HBase的Block Cache實現機制分析


本文結合HBase 0.94.1版本源碼,對HBase的Block Cache實現機制進行分析,總結學習其Cache設計的核心思想。

1. 概述

HBase上Regionserver的內存分為兩個部分,一部分作為Memstore,主要用來寫;另外一部分作為BlockCache,主要用於讀。

  • 寫請求會先寫入Memstore,Regionserver會給每個region提供一個Memstore,當Memstore滿64MB以后,會啟動 flush刷新到磁盤。當Memstore的總大小超過限制時(heapsize * hbase.regionserver.global.memstore.upperLimit * 0.9),會強行啟動flush進程,從最大的Memstore開始flush直到低於限制。
  • 讀請求先到Memstore中查數據,查不到就到BlockCache中查,再查不到就會到磁盤上讀,並把讀的結果放入BlockCache。由於BlockCache采用的是LRU策略,因此BlockCache達到上限(heapsize * hfile.block.cache.size * 0.85)后,會啟動淘汰機制,淘汰掉最老的一批數據。

一個Regionserver上有一個BlockCache和N個Memstore,它們的大小之和不能大於等於heapsize * 0.8,否則HBase不能正常啟動。

默認配置下,BlockCache為0.2,而Memstore為0.4。
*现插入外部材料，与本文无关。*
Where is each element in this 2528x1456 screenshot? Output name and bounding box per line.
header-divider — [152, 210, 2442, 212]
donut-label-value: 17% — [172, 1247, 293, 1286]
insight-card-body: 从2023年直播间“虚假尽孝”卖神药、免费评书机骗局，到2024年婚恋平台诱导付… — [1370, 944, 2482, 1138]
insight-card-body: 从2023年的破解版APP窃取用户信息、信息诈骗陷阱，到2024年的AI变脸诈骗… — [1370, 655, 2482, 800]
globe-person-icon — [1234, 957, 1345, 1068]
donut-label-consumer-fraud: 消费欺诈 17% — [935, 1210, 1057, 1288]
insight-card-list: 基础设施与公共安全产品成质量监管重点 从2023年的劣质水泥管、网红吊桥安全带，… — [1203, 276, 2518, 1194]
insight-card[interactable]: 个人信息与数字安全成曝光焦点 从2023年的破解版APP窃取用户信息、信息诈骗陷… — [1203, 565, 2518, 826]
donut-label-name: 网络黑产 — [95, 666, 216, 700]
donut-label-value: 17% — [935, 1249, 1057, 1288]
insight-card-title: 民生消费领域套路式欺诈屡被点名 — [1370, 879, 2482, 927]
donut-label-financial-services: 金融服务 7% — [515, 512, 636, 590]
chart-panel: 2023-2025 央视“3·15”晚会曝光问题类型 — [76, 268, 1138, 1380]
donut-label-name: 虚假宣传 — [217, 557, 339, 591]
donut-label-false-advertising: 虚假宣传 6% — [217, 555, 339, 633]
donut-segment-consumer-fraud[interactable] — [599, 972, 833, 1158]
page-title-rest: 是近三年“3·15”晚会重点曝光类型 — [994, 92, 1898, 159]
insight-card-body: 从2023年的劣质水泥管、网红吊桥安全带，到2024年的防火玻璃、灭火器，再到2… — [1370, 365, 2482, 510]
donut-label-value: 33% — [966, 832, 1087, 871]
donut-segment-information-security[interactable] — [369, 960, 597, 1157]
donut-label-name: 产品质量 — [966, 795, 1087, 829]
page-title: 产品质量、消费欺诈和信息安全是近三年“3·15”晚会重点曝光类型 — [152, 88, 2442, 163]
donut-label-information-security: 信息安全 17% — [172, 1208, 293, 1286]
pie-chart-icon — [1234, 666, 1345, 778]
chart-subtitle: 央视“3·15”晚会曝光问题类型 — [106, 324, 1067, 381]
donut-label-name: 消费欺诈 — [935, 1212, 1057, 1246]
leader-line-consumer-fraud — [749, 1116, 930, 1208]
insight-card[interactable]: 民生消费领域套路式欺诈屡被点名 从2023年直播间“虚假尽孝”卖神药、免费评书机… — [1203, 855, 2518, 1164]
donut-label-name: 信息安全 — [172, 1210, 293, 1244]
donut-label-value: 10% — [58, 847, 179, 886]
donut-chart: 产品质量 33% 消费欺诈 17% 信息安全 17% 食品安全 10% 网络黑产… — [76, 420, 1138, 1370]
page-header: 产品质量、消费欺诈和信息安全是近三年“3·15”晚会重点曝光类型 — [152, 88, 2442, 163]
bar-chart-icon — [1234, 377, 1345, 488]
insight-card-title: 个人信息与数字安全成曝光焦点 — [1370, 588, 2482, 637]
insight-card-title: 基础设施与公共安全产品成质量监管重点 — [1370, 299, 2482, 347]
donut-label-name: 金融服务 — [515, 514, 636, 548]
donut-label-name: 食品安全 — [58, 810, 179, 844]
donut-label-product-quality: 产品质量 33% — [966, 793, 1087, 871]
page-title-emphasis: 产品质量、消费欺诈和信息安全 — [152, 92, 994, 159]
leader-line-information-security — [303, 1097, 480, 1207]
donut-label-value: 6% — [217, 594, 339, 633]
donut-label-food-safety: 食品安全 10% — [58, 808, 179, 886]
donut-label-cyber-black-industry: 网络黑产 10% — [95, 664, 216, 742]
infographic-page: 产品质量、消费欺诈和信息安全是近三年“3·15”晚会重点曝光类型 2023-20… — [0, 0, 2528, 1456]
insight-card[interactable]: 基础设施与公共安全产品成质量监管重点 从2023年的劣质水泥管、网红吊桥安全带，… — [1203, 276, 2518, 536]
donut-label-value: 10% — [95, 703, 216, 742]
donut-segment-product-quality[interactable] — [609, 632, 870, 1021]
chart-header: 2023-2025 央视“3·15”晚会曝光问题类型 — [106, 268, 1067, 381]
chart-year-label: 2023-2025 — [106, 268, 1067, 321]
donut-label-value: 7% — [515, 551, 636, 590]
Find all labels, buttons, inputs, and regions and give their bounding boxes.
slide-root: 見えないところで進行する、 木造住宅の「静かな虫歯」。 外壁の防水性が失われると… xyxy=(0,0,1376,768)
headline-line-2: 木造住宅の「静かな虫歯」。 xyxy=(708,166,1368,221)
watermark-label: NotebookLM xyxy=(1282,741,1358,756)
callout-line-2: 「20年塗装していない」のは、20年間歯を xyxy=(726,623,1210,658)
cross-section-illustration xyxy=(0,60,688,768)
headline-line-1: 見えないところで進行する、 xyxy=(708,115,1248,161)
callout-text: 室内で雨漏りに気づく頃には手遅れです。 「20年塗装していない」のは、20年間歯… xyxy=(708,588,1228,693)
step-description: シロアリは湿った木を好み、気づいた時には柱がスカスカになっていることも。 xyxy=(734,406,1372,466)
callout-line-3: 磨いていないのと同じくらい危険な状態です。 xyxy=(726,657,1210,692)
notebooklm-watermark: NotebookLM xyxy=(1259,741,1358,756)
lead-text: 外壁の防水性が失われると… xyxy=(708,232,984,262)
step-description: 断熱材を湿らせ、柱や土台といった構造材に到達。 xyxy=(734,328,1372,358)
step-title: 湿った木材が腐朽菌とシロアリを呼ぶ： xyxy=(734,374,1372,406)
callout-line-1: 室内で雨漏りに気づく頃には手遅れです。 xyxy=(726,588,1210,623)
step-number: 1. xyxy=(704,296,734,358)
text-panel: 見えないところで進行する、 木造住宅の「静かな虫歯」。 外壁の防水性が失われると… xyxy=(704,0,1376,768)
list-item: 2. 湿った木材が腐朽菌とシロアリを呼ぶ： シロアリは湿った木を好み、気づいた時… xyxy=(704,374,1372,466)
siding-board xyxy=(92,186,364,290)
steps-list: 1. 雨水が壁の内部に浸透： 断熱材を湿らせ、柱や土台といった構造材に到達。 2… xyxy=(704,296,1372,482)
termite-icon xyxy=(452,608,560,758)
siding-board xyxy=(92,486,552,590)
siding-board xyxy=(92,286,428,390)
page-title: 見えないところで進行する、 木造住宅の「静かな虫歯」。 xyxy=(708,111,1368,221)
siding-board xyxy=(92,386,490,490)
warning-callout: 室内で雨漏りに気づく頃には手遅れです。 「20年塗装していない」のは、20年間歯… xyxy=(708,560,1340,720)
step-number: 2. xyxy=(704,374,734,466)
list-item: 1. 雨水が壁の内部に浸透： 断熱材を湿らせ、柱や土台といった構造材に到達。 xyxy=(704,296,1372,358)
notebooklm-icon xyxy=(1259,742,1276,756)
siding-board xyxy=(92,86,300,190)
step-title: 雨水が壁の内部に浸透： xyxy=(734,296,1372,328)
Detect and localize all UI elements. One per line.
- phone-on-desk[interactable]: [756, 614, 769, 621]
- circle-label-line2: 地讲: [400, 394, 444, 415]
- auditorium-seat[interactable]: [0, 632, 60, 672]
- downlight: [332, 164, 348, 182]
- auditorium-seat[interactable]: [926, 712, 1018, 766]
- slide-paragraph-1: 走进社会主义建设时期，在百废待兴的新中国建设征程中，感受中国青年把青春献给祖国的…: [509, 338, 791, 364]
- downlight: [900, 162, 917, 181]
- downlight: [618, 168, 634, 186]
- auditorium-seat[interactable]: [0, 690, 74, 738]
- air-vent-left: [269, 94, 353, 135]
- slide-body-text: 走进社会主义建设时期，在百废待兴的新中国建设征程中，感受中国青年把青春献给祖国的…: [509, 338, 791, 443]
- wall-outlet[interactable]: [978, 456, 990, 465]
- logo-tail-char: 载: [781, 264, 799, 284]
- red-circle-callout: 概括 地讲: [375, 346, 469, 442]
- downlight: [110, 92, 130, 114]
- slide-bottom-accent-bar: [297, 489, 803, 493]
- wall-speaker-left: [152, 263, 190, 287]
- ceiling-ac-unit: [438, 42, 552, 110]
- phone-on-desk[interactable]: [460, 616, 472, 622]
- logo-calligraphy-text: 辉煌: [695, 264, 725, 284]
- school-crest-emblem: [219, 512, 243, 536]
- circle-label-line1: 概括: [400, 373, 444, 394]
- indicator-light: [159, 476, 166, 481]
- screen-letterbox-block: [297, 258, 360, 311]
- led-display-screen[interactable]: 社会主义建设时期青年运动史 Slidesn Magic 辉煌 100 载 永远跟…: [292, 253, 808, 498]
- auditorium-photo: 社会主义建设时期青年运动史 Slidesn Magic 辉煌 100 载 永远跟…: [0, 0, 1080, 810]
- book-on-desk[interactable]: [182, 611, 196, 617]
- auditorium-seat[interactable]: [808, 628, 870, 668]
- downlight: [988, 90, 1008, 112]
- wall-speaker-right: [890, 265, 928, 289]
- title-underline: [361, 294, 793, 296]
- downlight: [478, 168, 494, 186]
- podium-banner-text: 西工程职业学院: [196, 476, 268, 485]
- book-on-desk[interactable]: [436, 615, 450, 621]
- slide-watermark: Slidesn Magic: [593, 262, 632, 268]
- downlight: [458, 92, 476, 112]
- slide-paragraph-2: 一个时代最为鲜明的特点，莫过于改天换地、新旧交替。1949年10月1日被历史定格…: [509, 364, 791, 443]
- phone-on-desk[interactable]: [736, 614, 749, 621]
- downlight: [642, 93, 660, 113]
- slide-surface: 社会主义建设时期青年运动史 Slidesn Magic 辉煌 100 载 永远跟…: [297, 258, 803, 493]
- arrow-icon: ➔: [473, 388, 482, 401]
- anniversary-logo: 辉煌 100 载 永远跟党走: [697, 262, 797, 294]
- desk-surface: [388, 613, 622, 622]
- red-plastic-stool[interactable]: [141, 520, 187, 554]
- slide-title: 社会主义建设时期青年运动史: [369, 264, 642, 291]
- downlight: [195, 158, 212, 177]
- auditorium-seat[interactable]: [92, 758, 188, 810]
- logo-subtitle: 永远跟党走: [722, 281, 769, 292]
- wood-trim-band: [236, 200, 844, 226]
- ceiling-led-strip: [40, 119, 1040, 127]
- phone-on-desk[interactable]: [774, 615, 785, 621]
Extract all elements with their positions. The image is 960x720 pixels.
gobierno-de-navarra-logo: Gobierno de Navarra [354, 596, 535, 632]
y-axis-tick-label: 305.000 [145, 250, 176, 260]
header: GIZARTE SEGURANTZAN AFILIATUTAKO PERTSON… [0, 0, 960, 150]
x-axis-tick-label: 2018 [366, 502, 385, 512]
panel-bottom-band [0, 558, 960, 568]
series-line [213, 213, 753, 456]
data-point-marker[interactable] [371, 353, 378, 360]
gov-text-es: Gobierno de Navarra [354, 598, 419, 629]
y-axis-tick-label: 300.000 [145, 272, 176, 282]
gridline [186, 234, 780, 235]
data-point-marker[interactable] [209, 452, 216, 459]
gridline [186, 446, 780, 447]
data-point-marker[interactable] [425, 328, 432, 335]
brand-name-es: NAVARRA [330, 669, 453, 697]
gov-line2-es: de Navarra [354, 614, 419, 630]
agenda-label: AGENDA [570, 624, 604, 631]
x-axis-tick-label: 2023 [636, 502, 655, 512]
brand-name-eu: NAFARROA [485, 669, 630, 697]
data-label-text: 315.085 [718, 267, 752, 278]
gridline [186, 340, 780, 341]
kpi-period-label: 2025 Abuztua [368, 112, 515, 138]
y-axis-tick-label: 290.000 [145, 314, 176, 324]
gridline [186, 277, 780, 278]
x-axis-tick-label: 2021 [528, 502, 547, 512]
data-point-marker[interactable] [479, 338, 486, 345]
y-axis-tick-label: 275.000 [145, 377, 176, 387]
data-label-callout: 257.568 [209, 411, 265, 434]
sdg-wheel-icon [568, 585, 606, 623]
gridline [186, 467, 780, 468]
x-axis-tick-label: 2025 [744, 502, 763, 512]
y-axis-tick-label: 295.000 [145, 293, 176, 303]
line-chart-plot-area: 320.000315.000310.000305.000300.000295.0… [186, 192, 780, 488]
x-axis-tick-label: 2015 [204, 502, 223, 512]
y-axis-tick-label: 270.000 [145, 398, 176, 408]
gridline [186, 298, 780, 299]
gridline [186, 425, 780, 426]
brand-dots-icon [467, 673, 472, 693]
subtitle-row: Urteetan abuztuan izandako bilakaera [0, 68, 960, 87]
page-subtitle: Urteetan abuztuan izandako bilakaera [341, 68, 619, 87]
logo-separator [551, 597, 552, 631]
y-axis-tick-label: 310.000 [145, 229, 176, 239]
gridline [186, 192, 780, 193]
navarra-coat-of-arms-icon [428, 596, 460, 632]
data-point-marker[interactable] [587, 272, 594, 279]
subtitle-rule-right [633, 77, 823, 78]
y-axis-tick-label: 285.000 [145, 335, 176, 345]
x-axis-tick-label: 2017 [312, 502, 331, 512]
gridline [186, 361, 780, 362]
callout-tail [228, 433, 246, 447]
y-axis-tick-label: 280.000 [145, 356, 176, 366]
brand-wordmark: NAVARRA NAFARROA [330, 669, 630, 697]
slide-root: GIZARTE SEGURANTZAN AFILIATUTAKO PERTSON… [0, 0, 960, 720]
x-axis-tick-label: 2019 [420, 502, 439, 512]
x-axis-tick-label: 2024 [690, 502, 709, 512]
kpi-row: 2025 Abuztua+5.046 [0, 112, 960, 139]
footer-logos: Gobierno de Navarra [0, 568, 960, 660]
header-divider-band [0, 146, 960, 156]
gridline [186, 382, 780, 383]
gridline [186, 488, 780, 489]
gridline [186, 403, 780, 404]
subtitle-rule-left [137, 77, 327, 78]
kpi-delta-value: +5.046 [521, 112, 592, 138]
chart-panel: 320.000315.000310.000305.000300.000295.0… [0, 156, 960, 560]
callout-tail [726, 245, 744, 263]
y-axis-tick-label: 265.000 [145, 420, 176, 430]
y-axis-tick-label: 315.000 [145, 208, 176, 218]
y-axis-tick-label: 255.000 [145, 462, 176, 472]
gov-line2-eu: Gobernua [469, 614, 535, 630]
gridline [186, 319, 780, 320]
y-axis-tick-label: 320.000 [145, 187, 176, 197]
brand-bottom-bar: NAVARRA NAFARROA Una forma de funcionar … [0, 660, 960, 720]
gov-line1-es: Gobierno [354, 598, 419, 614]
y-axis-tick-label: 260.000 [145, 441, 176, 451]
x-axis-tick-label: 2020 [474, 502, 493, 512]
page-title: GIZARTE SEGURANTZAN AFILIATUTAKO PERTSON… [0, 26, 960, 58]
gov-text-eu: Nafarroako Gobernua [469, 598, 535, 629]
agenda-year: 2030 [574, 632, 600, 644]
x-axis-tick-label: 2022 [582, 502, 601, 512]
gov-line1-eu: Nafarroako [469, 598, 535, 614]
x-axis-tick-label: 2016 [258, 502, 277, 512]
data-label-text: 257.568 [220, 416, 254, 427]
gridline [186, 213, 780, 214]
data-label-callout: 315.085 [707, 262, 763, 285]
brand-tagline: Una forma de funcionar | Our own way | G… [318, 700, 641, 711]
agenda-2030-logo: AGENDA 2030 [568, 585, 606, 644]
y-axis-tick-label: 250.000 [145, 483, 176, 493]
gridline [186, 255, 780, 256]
在注重讀響應時間的應用場景下,可以將 BlockCache設置大些,Memstore設置小些,以加大緩存的命中率。

HBase RegionServer包含三個級別的Block優先級隊列:

  • Single:如果一個Block第一次被訪問,則放在這一優先級隊列中;
  • Multi:如果一個Block被多次訪問,則從Single隊列移到Multi隊列中;
  • InMemory:如果一個Block是inMemory的,則放到這個隊列中。

以上將Cache分級思想的好處在於:

  • 首先,通過inMemory類型Cache,可以有選擇地將in-memory的column families放到RegionServer內存中,例如Meta元數據信息;
  • 通過區分Single和Multi類型Cache,可以防止由於Scan操作帶來的Cache頻繁顛簸,將最少使用的Block加入到淘汰算法中。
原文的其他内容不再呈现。